Новые настояния германского и австрийского командования на Восточном фронте заставляют, наконец, генерала Фалькенхайна уступить и дать принципиальное согласие на усиление немецких войск Восточного фронта, в ущерб Западному. Обещанные подкрепления определены в четыре пехотных корпуса и пять кавалерийских дивизий.[69] По свидетельству генерала Людендорфа, большая часть этих войск не поспевает, однако, к началу тех действий, которые развернулись на этом фронте, и только постепенно вливаются в него, в зависимости от обстановки. Вполне очевидно, что столь значительное ослабление германских войск на западе не могло не сказаться на улучшении общего положения наших союзников. Как известно, Ипр остался окончательно в руках англичан и бои на этом участке фронта постепенно замерли, Западный фронт постепенно стабилизируется и приобретает характер сплошной стены укреплений, которые протягиваются от моря до швейцарской границы. Потребовалось четыре года нечеловеческих усилий, чтобы, по выражению французского историка Шерфиса, перешагнуть созданный барьер. Какой же характер приняли дальнейшие действия на левом берегу реки Вислы?

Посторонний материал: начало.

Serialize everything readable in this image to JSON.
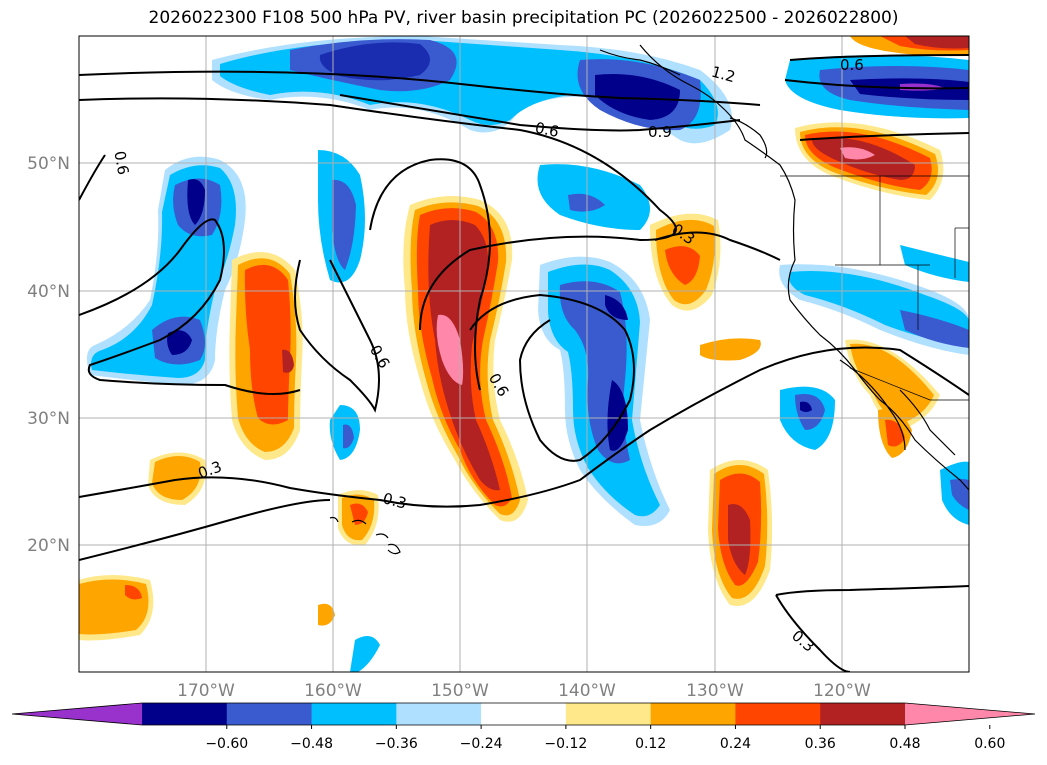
{
  "title": "2026022300 F108 500 hPa PV, river basin precipitation PC (2026022500 - 2026022800)",
  "map": {
    "projection": "PlateCarree",
    "lon_range": [
      -180,
      -110
    ],
    "lat_range": [
      10,
      60
    ],
    "gridlines": true,
    "coastlines": true,
    "borders": true
  },
  "axes": {
    "lat_ticks": [
      "20°N",
      "30°N",
      "40°N",
      "50°N"
    ],
    "lon_ticks": [
      "170°W",
      "160°W",
      "150°W",
      "140°W",
      "130°W",
      "120°W"
    ]
  },
  "contour_labels": [
    "0.6",
    "1.2",
    "0.6",
    "0.9",
    "0.6",
    "0.3",
    "0.6",
    "0.6",
    "0.3",
    "0.3",
    "0.3",
    "0.6"
  ],
  "colorbar": {
    "extend": "both",
    "colors": [
      "#9932cc",
      "#00008b",
      "#3a5bd0",
      "#00bfff",
      "#b0e0ff",
      "#ffffff",
      "#ffe88a",
      "#ffa500",
      "#ff4500",
      "#b22222",
      "#ff88aa"
    ],
    "tick_labels": [
      "−0.60",
      "−0.48",
      "−0.36",
      "−0.24",
      "−0.12",
      "0.12",
      "0.24",
      "0.36",
      "0.48",
      "0.60"
    ]
  }
}
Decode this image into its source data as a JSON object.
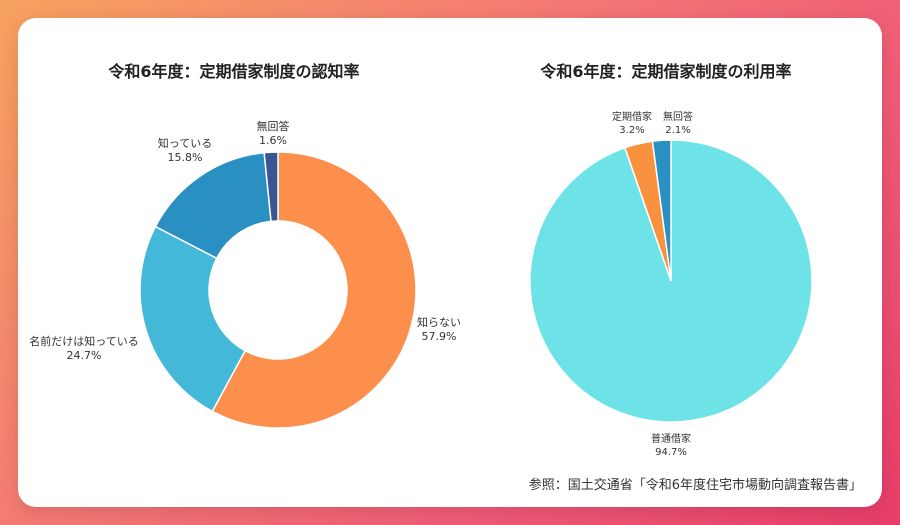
{
  "source_note": "参照：国土交通省「令和6年度住宅市場動向調査報告書」",
  "colors": {
    "orange": "#fd8f4d",
    "light_blue": "#43b8d8",
    "mid_blue": "#2a8fc1",
    "dark_blue": "#3a5593",
    "cyan": "#6de3e8",
    "pie_orange": "#f8923f",
    "pie_blue": "#2a8fc1"
  },
  "chart_data": [
    {
      "type": "pie",
      "variant": "donut",
      "title": "令和6年度：定期借家制度の認知率",
      "slices": [
        {
          "label": "知らない",
          "value": 57.9,
          "value_label": "57.9%",
          "color": "#fd8f4d"
        },
        {
          "label": "名前だけは知っている",
          "value": 24.7,
          "value_label": "24.7%",
          "color": "#43b8d8"
        },
        {
          "label": "知っている",
          "value": 15.8,
          "value_label": "15.8%",
          "color": "#2a8fc1"
        },
        {
          "label": "無回答",
          "value": 1.6,
          "value_label": "1.6%",
          "color": "#3a5593"
        }
      ]
    },
    {
      "type": "pie",
      "title": "令和6年度：定期借家制度の利用率",
      "slices": [
        {
          "label": "普通借家",
          "value": 94.7,
          "value_label": "94.7%",
          "color": "#6de3e8"
        },
        {
          "label": "定期借家",
          "value": 3.2,
          "value_label": "3.2%",
          "color": "#f8923f"
        },
        {
          "label": "無回答",
          "value": 2.1,
          "value_label": "2.1%",
          "color": "#2a8fc1"
        }
      ]
    }
  ]
}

История минувшей войны дает не один пример того, как германцы выходили из боя, если стратегическая обстановка складывалась не в их пользу. Прием этот должно признать вполне целесообразным. Если стратегическое искусство не смогло или не сумело выполнить своей задачи по подготовке выгодных условий для боевого столкновения, то может оказаться нерасчетливым испытывать судьбу путем неравного боя. Так поступили немцы, натолкнувшись на значительные силы под Варшавой. Конечно, для такого приема необходимы выдержанные войска, привыкшие смотреть на отступление не как на следствие поражения, а как на, своего рода, маневр, применяемый соответственно обстановке. Необходимы также военачальники с тонким военным чутьем, дающим возможность верно оценивать обстановку.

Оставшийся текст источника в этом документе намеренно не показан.